9        En conséquence, le Tribunal a annulé, en substance, l’inscription du nom de la requérante sur les listes figurant dans l’annexe II de la décision 2010/413, telle que modifiée par la décision 2010/644, puis par la décision 2011/783, dans l’annexe VIII du règlement no 961/2010, telle que modifiée par le règlement d’exécution no 1245/2011, et dans l’annexe IX du règlement no 267/2012.

10      Dans l’arrêt d’annulation, le Tribunal a également décidé que les effets de l’annexe II de la décision 2010/413, telle que modifiée par la décision 2010/644, puis par la décision 2011/783, à l’égard de la requérante étaient maintenus jusqu’à la prise d’effet de l’annulation de l’annexe IX du règlement no 267/2012, pour autant que celle-ci concerne la requérante.

11      À la suite de l’arrêt d’annulation, par décision 2013/661/PESC du Conseil, du 15 novembre 2013, modifiant la décision 2010/413 (JO 2013, L 306, p. 18), le nom de la requérante a été réinscrit sur la liste figurant à l’annexe II de la décision 2010/413.

12      Par voie de conséquence, par le règlement d’exécution (UE) no 1154/2013 du Conseil, du 15 novembre 2013, mettant en œuvre le règlement no 267/2012 (JO 2013, L 306, p. 3), le nom de la requérante a été réinscrit sur la liste figurant à l’annexe IX du règlement no 267/2012. La motivation suivante a été retenue en ce qui concerne la requérante :

« Entité apportant un soutien financier au gouvernement iranien. Elle est détenue à 94 % par l’Iranian Social Security Organisation [l’organisation de sécurité sociale iranienne], qui est elle-même contrôlée par le gouvernement iranien, et elle fournit des services bancaires aux ministères du gouvernement. »

13      Par requête déposée au greffe du Tribunal le 28 janvier 2014, la requérante a introduit un recours visant notamment à l’annulation de la décision 2013/661 et du règlement d’exécution no 1154/2013, pour autant que ces actes la concernaient. Par arrêt du 30 novembre 2016, Bank Refah Kargaran/Conseil (T‑65/14, non publié, EU:T:2016:692), le Tribunal a rejeté le recours. Ledit arrêt n’a pas fait l’objet d’un pourvoi.

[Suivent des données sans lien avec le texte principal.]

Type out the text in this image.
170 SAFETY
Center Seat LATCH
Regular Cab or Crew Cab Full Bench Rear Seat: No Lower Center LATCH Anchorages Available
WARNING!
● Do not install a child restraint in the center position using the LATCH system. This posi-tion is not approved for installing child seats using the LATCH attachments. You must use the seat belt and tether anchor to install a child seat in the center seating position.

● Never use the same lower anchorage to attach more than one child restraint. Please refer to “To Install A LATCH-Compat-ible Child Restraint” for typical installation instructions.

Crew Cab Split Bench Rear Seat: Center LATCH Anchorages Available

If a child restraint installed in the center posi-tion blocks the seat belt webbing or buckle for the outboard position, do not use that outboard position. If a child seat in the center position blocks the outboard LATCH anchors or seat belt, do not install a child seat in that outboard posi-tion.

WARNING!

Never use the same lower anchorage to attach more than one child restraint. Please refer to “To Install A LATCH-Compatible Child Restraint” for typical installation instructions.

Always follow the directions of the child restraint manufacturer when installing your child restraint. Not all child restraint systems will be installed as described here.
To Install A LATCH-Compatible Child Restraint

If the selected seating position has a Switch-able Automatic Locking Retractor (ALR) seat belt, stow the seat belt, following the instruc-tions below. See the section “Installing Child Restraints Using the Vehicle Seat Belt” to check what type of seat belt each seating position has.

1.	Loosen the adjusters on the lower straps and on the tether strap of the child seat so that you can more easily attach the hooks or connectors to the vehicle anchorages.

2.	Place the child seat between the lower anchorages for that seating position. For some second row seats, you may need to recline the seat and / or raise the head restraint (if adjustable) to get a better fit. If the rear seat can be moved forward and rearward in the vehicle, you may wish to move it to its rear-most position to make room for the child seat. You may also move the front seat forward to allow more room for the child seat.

 Procédure et conclusions des parties

14      Par requête déposée au greffe du Tribunal le 25 septembre 2015, la requérante a introduit le présent recours.

15      Par acte déposé au greffe du Tribunal le 6 janvier 2016, la Commission européenne a demandé à intervenir dans la présente procédure au soutien des conclusions du Conseil. Par décision du 3 février 2016, le président de la première chambre du Tribunal a admis cette intervention. La Commission a déposé son mémoire en intervention et les parties principales ont déposé leurs observations sur celui-ci dans les délais impartis.

16      Par décision du 7 octobre 2016 du président de la première chambre du Tribunal, la procédure a été, conformément à l’article 69, sous b), du règlement de procédure du Tribunal, suspendue jusqu’à la décision de la Cour mettant fin à l’instance dans l’affaire C‑45/15 P, Safa Nicu Sepahan/Conseil.

17      Par arrêt du 30 mai 2017, Safa Nicu Sepahan/Conseil (C‑45/15 P, EU:C:2017:402), la Cour a rejeté les pourvois formés par Safa Nicu Sepahan Co. et par le Conseil.

18      Par mesure d’organisation de la procédure en date du 27 février 2018, les parties ont été invitées à indiquer au Tribunal les conséquences qu’elles tiraient pour la présente affaire de l’arrêt du 30 mai 2017, Safa Nicu Sepahan/Conseil (C‑45/15 P, EU:C:2017:402). La Commission a répondu à la question le 13 mars 2018, le Conseil et la requérante y ont répondu le 15 mars 2018.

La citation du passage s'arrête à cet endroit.